Note: You may assume the sum of values in any subtree is in the range of 32-bit signed integer.
Problem Summary #
Given the root of a binary tree, find the subtree sum that appears most frequently. The subtree sum of a node is defined as the sum of all node values in the binary tree rooted at that node (including the node itself). Then find the subtree sum that appears most frequently. If multiple elements appear the same number of times, return all elements that appear most frequently (in any order). Note: Assume that the sum of values in any subtree can be represented by a 32-bit signed integer.
Solution Ideas #
- Given a tree, compute the sum of all node values in the subtree rooted at each node, then output the sum with the highest frequency among these sums. If multiple sums have the highest frequency, output all of them.
- Recursively find the accumulated sum of each node, use a map to record frequencies, and finally output the sums with the highest frequency.
Code #
package leetcode
import (
"sort"
)
/**
* Definition for a binary tree node.
* type TreeNode struct {
* Val int
* Left *TreeNode
* Right *TreeNode
* }
*/
// Solution 1: maintain the maximum frequency, no sorting needed
func findFrequentTreeSum(root *TreeNode) []int {
memo := make(map[int]int)
collectSum(root, memo)
res := []int{}
most := 0
for key, val := range memo {
if most == val {
res = append(res, key)
} else if most < val {
most = val
res = []int{key}
}
}
return res
}
func collectSum(root *TreeNode, memo map[int]int) int {
if root == nil {
return 0
}
sum := root.Val + collectSum(root.Left, memo) + collectSum(root.Right, memo)
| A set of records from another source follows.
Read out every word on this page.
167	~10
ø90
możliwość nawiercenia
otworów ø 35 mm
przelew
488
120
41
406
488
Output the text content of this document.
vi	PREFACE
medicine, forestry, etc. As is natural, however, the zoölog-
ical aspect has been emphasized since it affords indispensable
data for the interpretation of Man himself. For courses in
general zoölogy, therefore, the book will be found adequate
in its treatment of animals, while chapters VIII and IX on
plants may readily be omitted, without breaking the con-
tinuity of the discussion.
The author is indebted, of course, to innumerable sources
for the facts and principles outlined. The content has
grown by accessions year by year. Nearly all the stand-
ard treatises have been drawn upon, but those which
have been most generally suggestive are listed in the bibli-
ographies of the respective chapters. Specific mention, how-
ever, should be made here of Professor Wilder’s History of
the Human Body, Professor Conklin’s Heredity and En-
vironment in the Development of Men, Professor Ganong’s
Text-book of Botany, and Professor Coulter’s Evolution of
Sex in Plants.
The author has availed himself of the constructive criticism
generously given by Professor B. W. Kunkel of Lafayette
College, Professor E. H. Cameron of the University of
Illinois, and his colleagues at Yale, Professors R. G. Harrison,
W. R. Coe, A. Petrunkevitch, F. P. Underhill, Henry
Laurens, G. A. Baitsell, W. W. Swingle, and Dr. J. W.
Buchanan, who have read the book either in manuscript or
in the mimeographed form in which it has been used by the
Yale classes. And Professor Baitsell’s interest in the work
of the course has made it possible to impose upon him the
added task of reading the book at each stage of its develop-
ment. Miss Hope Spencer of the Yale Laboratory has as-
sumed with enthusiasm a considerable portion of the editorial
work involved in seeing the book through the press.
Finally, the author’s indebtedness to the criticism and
if v, ok := memo[sum]; ok {
memo[sum] = v + 1
} else {
memo[sum] = 1
}
return sum
}
// Solution 2: compute all sums and then sort
func findFrequentTreeSum1(root *TreeNode) []int {
if root == nil {
return []int{}
}
freMap, freList, reFreMap := map[int]int{}, []int{}, map[int][]int{}
findTreeSum(root, freMap)
for k, v := range freMap {
tmp := reFreMap[v]
tmp = append(tmp, k)
reFreMap[v] = tmp
}
for k := range reFreMap {
freList = append(freList, k)
}
sort.Ints(freList)
return reFreMap[freList[len(freList)-1]]
}
func findTreeSum(root *TreeNode, fre map[int]int) int {
if root == nil {
return 0
}
if root != nil && root.Left == nil && root.Right == nil {
fre[root.Val]++
return root.Val
}
val := findTreeSum(root.Left, fre) + findTreeSum(root.Right, fre) + root.Val
fre[val]++
return val
}